Along the way her teammates have come to learn that there’s a fire burning underneath Duello’s usual placid demeanor.
“She seems like the type of player who doesn’t show too much emotion and a lot of people might think she doesn’t really care,” junior Molly Haggerty said. “I’ve come to learn that she loves this game and she cares so much and is so passionate about it.“
That passion comes out whenever she makes a big play.
“Duello is a very poised young woman and it shows in her play,” senior M.E. Dodge said. “But when you light that fire, there’s nobody else I’d rather be out on the court with. When she gets a big kill or gets that really important block, you can tell in her eyes when she turns around into the group huddle that she means business.”
Duello will graduate with a degree in elementary education, but before she begins her teaching career she’d like to take a shot at professional volleyball in Europe next year.
Wherever she ends up she figures to be able to reclaim her given first name, something she rarely hears outside of class or when talking to her parents.
To her teammates she’s universally referred to by her last name. And, of course, Sheffield famously nicknamed her Smooth Jazz, most often shortened to just Jazz.
“I remember the first time he called me Smooth Jazz and I thought, well that’s weird,” Duello said. “Kelly’s really the only one that calls me that, so I’m used to it. I guess it fits. It just stuck. He said it was the best work he’s done on nicknames.”
Sheffield said he was inspired both by Duello’s personality and his own fondness for jazz music.
“It’s out of admiration,” he said of the nickname that replaced the original one, Mellow Duello. “To me, that’s who you are. I think it’s right on.

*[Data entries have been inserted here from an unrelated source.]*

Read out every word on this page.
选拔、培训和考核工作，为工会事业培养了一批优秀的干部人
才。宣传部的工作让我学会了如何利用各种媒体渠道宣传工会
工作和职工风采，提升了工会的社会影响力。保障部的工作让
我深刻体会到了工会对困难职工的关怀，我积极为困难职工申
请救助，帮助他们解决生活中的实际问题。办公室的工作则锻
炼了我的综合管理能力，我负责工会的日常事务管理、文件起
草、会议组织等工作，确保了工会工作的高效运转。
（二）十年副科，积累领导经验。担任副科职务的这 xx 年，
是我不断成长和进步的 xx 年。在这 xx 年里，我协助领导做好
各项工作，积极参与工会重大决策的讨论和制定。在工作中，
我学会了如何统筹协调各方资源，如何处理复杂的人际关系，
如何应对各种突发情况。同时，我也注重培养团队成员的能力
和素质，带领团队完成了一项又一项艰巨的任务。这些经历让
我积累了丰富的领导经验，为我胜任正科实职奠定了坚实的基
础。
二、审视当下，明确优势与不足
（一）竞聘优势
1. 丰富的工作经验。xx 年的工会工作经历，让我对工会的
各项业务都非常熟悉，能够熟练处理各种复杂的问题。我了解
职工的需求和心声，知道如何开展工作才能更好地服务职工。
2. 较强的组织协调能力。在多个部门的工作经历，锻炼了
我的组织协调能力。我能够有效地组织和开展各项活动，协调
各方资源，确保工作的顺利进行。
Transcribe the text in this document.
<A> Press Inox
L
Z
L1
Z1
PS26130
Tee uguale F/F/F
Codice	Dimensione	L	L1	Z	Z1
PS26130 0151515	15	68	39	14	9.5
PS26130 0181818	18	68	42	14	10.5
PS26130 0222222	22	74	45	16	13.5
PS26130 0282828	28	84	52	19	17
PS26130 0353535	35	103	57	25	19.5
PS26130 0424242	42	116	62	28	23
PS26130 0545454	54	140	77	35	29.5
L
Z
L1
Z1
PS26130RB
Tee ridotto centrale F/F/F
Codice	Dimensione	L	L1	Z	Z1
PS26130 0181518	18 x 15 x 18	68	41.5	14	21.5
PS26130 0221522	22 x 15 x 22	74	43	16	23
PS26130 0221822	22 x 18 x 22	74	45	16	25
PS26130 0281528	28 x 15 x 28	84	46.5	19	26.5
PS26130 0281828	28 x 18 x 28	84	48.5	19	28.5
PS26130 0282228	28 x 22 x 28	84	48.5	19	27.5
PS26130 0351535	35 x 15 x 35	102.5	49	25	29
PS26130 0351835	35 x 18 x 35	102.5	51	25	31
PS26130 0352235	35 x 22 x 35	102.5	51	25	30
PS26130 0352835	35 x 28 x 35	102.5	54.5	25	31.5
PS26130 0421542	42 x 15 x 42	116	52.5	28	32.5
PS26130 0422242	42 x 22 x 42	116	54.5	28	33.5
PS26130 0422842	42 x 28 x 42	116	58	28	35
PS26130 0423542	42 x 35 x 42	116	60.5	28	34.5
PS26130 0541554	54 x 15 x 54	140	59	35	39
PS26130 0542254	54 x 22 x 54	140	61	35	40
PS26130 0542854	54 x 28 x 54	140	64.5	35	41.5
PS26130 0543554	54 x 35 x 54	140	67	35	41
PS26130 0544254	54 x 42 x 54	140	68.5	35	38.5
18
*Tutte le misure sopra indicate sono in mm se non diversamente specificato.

Nobody else agrees but to me, it’s perfect.”
Not exactly nobody.
“I think the Smooth Jazz nickname is priceless,” said Kevin Schultz, the team’s strength and conditioning coach. “It is who she is.”
Smooth jazz that is ending with a crescendo.
All-Big Ten honors
Rettke was named the Big Ten Player of the Year and Sydney Hilley the Setter of the Year in a vote of the conference coaches announced Wednesday.
Rettke and Hilley also were unanimous first-team All-Big Ten selections and Grace Loberg also was named to the 18-player first team.
Duello, Haggerty and Danielle Hart were voted to the second team.
Sheffield was voted Coach of the Year by the conference media after leading UW to the Big Title with an 18-2 record, while Penn State’s Russ Rose was selected by the coaches.